Other standouts include Jonetta Kaiser as Sonya Karp, who made the character extremely interesting and had a magnetic quality in every scene she was in, and Lorna Brown, who is extremely badass-the most perfect Janine Hathaway.

I Have No Idea Where They’re Going With This But I Can’t Stop Watching

Vampire Academy / Peacock

Vampire Academy feels extremely high budget and detailed. The costumes are trendy and interesting, and the sets are well decorated. In the first few episodes, you see a lot of the world they created, from elaborate fight choreography to over-the-top parties and sprawling landscape views. Everything feels very intentional and detailed, but that doesn’t mean you should expect this to be a scene-to-scene recreation of the books.

For example, the fight scenes between Dhampir are harder-hitting in the show. Instead of being slightly-more-agile human fights, these are fights between gravity-defying action stars, and it’s really fun and cinematic. Similarly, the campus is more high-tech, and it felt like the Moroi and Dhampir were far more organized and modern compared to the books. The Strigoi are a lot more monstrous than I originally pictured; more like vampire zombies in the show. I think the book Strigoi is a bit more subtle overall but the show uses the zombie vampires in interesting ways to tell an extremely compelling story, even if this is one of the largest departures from the books.

This also applies to other aspects of the show: nothing is in the order that it happened in the books. They’ve pulled storylines from all over the series into this, given threads to other characters, and added some new things entirely. It makes for an interesting viewing experience; I think Julie Plec and Marguerite MacIntyre have done an amazing job preserving the things I loved in the book while making it unpredictable, interesting, and fresh.

The Human Moments Are Well Written But The Vampire Ones Can Be Clunky

Vampire Academy / Peacock

Despite the changes made while translating the book series into a show; the core story is still intact. The movie was more of a humorous take on the books, and at first, I worried that they’d swung in the other direction with the show.
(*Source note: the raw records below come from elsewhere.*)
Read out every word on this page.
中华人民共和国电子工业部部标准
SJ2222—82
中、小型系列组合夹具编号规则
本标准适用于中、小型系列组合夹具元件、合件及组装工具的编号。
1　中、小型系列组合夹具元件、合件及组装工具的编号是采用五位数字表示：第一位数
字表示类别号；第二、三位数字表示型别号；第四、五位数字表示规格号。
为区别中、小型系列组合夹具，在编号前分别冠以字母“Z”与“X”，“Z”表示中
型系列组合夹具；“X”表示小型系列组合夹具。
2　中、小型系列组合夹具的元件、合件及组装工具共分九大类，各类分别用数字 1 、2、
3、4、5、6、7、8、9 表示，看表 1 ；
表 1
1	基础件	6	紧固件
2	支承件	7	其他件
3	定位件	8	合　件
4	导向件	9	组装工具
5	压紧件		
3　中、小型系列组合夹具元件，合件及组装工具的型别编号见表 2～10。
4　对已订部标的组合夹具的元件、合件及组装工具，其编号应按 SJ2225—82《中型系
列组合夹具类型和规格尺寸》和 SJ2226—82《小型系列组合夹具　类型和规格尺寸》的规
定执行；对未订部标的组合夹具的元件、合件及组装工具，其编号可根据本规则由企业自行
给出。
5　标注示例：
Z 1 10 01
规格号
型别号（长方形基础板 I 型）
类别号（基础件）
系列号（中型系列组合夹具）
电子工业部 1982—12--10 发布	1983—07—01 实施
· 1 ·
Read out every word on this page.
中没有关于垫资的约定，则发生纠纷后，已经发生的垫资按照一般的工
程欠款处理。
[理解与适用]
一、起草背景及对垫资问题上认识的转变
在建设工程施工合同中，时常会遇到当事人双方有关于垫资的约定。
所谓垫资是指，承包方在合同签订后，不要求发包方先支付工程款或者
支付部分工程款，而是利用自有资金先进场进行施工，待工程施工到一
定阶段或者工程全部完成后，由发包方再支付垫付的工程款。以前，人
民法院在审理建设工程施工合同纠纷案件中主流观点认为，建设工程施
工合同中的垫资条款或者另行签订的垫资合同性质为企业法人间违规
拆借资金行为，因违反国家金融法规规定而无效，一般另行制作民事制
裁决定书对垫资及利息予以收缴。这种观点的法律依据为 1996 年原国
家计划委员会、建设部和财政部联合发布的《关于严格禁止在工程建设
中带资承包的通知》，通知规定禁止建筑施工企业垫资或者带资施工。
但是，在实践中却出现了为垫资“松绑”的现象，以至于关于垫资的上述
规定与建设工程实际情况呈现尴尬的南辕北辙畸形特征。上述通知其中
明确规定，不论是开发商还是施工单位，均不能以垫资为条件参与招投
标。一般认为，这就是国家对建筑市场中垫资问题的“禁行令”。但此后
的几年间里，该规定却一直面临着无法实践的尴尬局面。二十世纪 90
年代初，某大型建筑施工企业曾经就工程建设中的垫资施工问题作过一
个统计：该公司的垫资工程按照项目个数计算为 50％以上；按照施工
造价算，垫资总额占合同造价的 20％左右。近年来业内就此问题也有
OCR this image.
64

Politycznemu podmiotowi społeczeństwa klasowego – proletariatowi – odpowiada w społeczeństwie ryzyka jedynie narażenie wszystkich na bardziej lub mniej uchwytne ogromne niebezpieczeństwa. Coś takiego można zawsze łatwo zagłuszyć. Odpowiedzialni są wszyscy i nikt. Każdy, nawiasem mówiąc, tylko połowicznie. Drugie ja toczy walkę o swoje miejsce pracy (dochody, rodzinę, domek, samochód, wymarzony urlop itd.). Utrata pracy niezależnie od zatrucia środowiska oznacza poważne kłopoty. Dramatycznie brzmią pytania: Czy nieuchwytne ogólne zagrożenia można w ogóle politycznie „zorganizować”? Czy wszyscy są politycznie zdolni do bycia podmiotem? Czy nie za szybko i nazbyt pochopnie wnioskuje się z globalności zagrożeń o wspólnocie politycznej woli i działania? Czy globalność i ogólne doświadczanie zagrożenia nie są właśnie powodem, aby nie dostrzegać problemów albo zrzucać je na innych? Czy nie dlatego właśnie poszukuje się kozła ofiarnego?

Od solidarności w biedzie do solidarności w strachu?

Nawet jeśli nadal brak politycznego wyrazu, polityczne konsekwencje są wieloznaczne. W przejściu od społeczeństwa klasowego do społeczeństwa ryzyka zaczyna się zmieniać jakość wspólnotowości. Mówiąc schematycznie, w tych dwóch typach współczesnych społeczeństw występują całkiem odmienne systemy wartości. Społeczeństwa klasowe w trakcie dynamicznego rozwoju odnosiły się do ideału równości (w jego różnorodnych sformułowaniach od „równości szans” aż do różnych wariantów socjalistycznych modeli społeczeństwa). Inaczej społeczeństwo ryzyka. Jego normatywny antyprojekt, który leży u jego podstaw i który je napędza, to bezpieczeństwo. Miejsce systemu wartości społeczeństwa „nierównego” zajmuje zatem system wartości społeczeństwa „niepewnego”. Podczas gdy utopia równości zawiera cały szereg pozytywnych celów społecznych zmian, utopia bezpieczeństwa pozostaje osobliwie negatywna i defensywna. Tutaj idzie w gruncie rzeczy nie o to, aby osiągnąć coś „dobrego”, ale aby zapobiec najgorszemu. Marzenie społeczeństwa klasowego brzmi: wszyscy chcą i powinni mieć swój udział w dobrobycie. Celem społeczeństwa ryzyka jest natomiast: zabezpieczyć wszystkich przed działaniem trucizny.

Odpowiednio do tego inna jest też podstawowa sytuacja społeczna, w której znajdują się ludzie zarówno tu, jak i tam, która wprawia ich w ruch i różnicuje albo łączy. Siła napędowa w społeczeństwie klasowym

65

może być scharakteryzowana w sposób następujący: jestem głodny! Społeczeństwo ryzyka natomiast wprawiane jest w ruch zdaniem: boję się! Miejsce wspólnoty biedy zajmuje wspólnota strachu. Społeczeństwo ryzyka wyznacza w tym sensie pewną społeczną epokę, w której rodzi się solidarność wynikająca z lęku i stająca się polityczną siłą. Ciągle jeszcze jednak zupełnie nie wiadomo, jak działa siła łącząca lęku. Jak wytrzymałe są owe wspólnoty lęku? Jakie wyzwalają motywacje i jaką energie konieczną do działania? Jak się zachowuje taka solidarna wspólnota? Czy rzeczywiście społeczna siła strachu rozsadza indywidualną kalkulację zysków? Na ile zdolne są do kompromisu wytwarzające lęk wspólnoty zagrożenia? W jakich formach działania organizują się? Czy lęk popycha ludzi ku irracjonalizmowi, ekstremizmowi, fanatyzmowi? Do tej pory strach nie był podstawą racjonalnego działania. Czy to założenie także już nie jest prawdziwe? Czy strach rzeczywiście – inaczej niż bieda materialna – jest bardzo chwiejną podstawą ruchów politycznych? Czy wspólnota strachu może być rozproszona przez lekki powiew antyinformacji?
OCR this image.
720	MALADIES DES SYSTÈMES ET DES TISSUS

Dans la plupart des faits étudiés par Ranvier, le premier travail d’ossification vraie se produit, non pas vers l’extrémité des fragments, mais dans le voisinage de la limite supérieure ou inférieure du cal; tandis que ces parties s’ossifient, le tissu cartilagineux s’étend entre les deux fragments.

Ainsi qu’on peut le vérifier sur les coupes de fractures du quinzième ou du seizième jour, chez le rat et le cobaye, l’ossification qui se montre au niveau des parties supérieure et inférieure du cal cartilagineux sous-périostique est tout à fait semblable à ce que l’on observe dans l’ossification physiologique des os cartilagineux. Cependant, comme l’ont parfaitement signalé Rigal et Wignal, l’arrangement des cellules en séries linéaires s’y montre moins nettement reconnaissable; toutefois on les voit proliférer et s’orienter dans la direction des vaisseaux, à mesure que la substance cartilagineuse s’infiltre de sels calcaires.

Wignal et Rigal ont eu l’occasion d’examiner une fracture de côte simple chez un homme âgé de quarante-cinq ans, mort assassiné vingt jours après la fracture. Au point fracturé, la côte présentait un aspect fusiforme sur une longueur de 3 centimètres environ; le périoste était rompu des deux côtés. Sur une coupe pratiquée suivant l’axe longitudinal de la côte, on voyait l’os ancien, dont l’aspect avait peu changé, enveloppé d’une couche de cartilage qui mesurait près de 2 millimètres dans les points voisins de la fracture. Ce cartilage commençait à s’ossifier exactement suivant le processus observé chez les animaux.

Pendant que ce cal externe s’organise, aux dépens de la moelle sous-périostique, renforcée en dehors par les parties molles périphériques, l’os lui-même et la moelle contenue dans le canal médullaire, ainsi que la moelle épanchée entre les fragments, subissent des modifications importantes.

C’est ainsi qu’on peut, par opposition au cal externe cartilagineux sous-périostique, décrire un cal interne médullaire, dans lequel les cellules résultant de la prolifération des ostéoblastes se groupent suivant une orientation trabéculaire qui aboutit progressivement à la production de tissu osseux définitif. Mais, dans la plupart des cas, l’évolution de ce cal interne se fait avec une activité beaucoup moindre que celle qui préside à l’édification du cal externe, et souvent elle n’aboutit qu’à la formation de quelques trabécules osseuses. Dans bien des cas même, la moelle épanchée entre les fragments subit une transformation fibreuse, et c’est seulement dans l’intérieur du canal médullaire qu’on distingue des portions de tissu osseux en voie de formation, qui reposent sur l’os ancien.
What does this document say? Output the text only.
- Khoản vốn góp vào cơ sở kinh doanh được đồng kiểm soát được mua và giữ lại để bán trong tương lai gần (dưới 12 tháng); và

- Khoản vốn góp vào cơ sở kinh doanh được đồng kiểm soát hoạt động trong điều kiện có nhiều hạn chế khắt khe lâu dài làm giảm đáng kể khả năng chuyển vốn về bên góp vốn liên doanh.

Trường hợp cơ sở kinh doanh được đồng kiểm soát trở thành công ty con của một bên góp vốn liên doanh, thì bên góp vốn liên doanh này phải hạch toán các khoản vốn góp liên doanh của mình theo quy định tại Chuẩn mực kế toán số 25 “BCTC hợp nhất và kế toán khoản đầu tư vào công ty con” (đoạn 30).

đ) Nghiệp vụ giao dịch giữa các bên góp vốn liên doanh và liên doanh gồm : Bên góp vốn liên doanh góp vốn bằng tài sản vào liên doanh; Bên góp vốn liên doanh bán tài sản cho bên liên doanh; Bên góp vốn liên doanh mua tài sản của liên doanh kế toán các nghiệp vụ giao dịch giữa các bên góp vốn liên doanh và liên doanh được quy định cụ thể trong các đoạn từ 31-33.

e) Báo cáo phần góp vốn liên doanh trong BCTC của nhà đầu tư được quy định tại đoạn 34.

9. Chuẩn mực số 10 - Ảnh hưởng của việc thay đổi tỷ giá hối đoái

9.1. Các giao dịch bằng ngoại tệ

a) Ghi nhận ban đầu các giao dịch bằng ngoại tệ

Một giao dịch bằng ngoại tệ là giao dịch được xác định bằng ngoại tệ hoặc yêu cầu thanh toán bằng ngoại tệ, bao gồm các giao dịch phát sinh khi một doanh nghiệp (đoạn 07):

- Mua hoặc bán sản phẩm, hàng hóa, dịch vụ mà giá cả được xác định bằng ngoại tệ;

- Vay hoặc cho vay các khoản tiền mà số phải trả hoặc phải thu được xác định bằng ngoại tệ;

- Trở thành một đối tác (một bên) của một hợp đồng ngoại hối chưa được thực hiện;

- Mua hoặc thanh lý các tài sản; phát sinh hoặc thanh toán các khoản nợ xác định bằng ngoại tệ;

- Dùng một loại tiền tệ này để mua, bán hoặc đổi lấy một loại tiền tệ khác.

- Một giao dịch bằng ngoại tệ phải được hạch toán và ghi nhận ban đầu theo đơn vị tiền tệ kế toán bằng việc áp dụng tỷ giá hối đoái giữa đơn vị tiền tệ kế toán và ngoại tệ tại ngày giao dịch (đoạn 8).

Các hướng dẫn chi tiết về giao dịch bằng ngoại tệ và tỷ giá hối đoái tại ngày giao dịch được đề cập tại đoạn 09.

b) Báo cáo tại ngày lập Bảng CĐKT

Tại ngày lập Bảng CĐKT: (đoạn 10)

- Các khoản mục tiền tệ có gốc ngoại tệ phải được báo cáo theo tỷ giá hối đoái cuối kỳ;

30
The trailer made it seem entirely melodramatic. Granted, the books are extremely melodramatic, but they are balanced by humor and nuanced observations of the world the characters live in. Plec and MacIntyre nailed the tone exactly, especially in matters of Rose and Lissa’s friendship. I was tearing up in some places and cracking up in others. There are also some steamy scenes! Despite my own warning that the series has some adult moments, I was still pretty shocked to see a butt in the first episode and a topless scene a bit after that.

My only real complaint about the show is the information dump this series has to do to get the story off the ground. I looked at other fantasy-series-turned-tv shows and found them pretty clunky, too. It’s an inherently difficult problem, and they smooth out much of it as they go along. I mentioned yesterday that the movie was criticized for pacing issues, and I think the tv show isn’t as bad, but still has its moments where vital information is delivered in a way that feels very out of place. Kind of like ‘Why would these characters who live in this world sit around and talk about things that would be obvious to them?’ The books benefited from being inside Rose’s head, where she can describe things without it being weird dialogue.

Overall, I found this wasn’t a barrier to watch, and recommend watching this if you’re looking for some high-drama vampire fun. Vampire Academy will premier tomorrow with the first four episodes being available to stream on Peacock, and then one episode will drop per week after that.